A liberal and a conservative were sitting in a bar. Then Bill Gates walked in. "Hey, we're rich!" shouted the conservative. "The average person in this bar is now worth more than a billion!" "That's silly," replied the liberal. "Bill Gates raises the average, but that doesn't make you or me any richer." "Hah!" said the conservative, "I see you're still practicing the discredited politics of class warfare."
Am I caricaturing the debate? Alas, not at all. Whenever anyone points out the systematic tilt of the Bush administration toward the rich, the administration and its defenders immediately raise the cry of "class warfare." Yet when you look at the arguments the administration actually makes on behalf of its policy, they are as silly as that of the conservative in the bar. The difference is that the administration knows exactly what it's doing.
For example: On Saturday, in his weekly radio address, George W. Bush declared that "the tax relief I propose will give 23 million small-business owners an average tax cut of $2,042 this year." That remark is intended to give the impression that the typical small-business owner will get $2,000. But as the Center on Budget and Policy Priorities points out, most small businesses will get a tax break of less than $500; about 5 million of those 23 million small businesses will get no break at all. The average is more than $2,000 only because a small number of very wealthy businessmen will get huge tax cuts.

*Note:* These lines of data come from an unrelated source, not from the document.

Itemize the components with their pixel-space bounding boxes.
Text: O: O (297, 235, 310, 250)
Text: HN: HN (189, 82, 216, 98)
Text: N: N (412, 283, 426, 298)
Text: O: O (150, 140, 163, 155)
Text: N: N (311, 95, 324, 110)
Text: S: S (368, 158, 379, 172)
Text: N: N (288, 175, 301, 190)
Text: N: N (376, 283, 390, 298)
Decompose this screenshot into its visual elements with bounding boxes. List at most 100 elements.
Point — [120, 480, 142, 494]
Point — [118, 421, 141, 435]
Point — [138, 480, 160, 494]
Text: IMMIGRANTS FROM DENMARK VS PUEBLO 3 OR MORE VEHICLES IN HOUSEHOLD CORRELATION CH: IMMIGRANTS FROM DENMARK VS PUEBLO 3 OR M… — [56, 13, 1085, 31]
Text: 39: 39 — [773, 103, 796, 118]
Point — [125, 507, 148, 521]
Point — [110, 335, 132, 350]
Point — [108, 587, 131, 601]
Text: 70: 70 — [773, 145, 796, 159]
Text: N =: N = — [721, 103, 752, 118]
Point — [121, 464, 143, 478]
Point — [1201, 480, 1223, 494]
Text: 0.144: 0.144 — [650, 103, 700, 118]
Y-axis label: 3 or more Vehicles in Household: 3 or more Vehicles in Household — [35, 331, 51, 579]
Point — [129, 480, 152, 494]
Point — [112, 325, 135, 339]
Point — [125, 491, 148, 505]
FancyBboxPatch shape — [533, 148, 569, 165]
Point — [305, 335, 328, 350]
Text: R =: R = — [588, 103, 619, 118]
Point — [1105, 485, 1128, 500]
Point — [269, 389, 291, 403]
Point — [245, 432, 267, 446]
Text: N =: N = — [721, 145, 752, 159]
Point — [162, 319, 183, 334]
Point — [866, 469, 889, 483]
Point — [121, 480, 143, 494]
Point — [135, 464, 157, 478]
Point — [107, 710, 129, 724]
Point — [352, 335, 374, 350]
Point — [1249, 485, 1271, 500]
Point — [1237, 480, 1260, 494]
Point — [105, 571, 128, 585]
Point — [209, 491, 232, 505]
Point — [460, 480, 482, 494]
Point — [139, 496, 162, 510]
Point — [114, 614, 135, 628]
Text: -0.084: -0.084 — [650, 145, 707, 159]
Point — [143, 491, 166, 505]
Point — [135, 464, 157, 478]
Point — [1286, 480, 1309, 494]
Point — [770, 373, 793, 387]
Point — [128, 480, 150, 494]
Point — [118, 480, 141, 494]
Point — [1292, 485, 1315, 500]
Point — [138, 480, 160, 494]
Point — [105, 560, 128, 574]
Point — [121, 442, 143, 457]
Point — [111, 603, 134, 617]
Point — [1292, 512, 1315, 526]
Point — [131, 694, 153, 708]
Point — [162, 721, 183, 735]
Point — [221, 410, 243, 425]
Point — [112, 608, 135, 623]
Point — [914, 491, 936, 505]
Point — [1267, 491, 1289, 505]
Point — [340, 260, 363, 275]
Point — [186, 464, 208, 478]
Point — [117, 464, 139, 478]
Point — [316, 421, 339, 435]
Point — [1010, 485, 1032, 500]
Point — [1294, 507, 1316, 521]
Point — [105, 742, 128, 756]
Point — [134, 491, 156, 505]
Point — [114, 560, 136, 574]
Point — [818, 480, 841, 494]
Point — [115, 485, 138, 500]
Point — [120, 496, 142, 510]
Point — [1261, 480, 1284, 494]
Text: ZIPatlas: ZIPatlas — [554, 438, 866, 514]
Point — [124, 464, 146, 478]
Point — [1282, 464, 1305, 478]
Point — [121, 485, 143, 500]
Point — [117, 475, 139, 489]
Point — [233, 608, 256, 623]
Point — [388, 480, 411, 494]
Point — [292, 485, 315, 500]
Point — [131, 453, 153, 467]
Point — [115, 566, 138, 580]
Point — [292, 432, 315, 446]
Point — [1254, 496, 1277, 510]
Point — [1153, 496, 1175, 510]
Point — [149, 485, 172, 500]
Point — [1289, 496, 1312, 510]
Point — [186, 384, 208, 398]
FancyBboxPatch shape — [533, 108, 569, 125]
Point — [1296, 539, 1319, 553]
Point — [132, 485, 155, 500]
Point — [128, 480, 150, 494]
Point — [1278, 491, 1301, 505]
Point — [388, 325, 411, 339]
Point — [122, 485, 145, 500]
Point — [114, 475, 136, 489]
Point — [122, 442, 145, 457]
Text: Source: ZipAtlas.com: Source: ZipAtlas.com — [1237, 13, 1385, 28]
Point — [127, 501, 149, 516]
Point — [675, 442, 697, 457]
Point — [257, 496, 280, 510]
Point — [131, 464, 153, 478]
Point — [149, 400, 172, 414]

So the latest round of Bush tax cuts, like the previous round, mainly provides benefits to the very, very well off - and once again the administration is shamelessly misrepresenting the content of its own policies. But aside from the honor and integrity thing, should we care?
There's been a concerted effort to convince us that we shouldn't - that anyone who even pays attention to who gets what must be motivated by envy. Consider a recent cover of Business Week. Under the headline "Class Warfare," it asked: "Suppose Bush's tax plan works: It raises long-term growth, reduces unemployment, boosts workers' wages, and eventually cuts a rising deficit. ... Now suppose the rich get richer, and income inequality gets worse. Time to vote."

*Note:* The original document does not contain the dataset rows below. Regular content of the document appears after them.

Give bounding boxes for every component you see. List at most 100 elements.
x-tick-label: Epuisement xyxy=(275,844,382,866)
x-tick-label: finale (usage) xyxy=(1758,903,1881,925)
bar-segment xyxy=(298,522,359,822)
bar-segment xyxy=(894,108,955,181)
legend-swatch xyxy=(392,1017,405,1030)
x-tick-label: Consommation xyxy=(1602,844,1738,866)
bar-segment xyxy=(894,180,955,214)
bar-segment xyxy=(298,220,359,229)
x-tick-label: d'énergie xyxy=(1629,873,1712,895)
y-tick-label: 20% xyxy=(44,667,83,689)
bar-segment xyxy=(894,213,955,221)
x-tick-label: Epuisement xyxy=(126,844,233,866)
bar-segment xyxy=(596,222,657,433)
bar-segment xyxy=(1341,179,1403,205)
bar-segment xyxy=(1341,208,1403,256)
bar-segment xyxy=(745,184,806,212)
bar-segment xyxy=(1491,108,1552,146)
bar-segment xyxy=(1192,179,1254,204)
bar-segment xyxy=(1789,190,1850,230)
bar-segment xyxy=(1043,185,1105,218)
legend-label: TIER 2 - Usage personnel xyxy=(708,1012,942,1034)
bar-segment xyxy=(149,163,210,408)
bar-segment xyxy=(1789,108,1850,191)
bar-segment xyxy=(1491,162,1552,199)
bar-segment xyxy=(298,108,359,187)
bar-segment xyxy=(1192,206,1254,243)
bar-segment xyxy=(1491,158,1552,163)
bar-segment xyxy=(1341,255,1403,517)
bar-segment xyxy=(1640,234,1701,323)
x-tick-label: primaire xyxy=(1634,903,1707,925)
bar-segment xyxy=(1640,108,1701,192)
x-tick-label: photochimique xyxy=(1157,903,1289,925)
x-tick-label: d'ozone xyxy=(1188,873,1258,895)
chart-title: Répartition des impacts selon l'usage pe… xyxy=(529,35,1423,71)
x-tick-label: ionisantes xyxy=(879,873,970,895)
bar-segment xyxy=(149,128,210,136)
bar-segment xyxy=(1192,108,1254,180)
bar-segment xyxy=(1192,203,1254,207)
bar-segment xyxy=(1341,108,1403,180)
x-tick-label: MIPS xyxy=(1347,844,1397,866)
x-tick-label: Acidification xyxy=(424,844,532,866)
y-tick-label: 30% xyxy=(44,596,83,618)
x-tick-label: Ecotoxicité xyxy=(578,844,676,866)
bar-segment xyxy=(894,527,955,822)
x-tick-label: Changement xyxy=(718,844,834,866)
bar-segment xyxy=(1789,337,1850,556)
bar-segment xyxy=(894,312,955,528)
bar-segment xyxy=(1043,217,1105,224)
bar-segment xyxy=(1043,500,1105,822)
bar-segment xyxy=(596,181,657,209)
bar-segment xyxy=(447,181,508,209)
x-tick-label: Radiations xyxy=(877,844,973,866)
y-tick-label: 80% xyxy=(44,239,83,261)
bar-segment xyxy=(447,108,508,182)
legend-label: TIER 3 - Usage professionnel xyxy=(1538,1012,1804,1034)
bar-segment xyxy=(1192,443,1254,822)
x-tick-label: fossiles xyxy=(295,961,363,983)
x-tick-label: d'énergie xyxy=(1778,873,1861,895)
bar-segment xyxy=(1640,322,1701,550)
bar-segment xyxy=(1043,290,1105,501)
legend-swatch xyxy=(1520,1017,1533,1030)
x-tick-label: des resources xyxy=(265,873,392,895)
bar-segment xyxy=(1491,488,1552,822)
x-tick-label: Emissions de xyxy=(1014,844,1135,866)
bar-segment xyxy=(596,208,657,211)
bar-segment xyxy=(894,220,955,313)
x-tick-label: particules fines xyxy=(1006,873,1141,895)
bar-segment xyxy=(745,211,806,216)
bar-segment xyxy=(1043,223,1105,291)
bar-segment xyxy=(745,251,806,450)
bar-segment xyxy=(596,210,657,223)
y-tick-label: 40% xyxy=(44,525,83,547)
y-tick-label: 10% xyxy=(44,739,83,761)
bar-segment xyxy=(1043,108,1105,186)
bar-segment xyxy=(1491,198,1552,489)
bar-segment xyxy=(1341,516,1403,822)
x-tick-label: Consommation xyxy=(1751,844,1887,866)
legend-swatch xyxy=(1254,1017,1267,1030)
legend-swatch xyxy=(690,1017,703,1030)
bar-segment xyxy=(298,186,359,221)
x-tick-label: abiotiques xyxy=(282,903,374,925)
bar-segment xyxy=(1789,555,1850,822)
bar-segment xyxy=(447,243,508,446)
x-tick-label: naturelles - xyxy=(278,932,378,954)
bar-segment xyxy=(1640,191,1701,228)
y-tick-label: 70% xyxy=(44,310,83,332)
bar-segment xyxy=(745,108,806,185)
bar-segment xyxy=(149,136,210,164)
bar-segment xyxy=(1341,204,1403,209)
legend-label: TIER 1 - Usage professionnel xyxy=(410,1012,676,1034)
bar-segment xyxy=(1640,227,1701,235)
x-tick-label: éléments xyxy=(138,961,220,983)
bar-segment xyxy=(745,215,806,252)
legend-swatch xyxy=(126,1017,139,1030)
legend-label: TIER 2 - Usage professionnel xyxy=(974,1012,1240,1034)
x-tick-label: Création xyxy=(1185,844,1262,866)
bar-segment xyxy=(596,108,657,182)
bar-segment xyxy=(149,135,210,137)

As Superman used to say, "What th'?" Does Business Week really think that's the argument - that opponents of the Bush plan agree that it will do great things for the economy, that the increase in inequality it will cause is their only objection? In fact, those who oppose the Bush plan think it will work no better than the 2001 tax cut: that it will do little for growth or employment, and will sharply raise the deficit. (These guys now have a track record, and it's not encouraging. In the year and a half since that tax cut, which was sold as the perfect economic stimulus, the economy has lost 1.4 million jobs.)
Meanwhile, let's look at what the administration isn't doing. It's not allocating enough money to meet its own goals for homeland security, or to provide adequate funding for Medicare. It has scaled back promised pay increases for the military. It's not providing a penny in aid to desperate state governments - it isn't even helping them meet the new burden of homeland security spending mandated from Washington. (Remember those promises, after Sept. 11, of aid to fire departments and police? That was then.)
And bear in mind that the budget deficits of state and local governments are forcing cuts in medical care for the poor and public services for everyone. Many states, even those with Republican governors, will be forced to raise taxes too - but the burden of those increases will fall on the middle class, not the rich.
The only beneficiaries of the latest Bush plan will be those who receive tax cuts big enough to offset all these negatives. Those beneficiaries are the usual suspects - the same small, wealthy minority that got the big benefits from the last tax cut. Does pointing this out constitute class warfare?
The administration and its defenders will, of course, insist that it does - because that charge helps confuse the public about what's really going on. But for the record: When people like me stress how few Americans will gain from the Bush plan, we're not talking about envy; we're talking about priorities.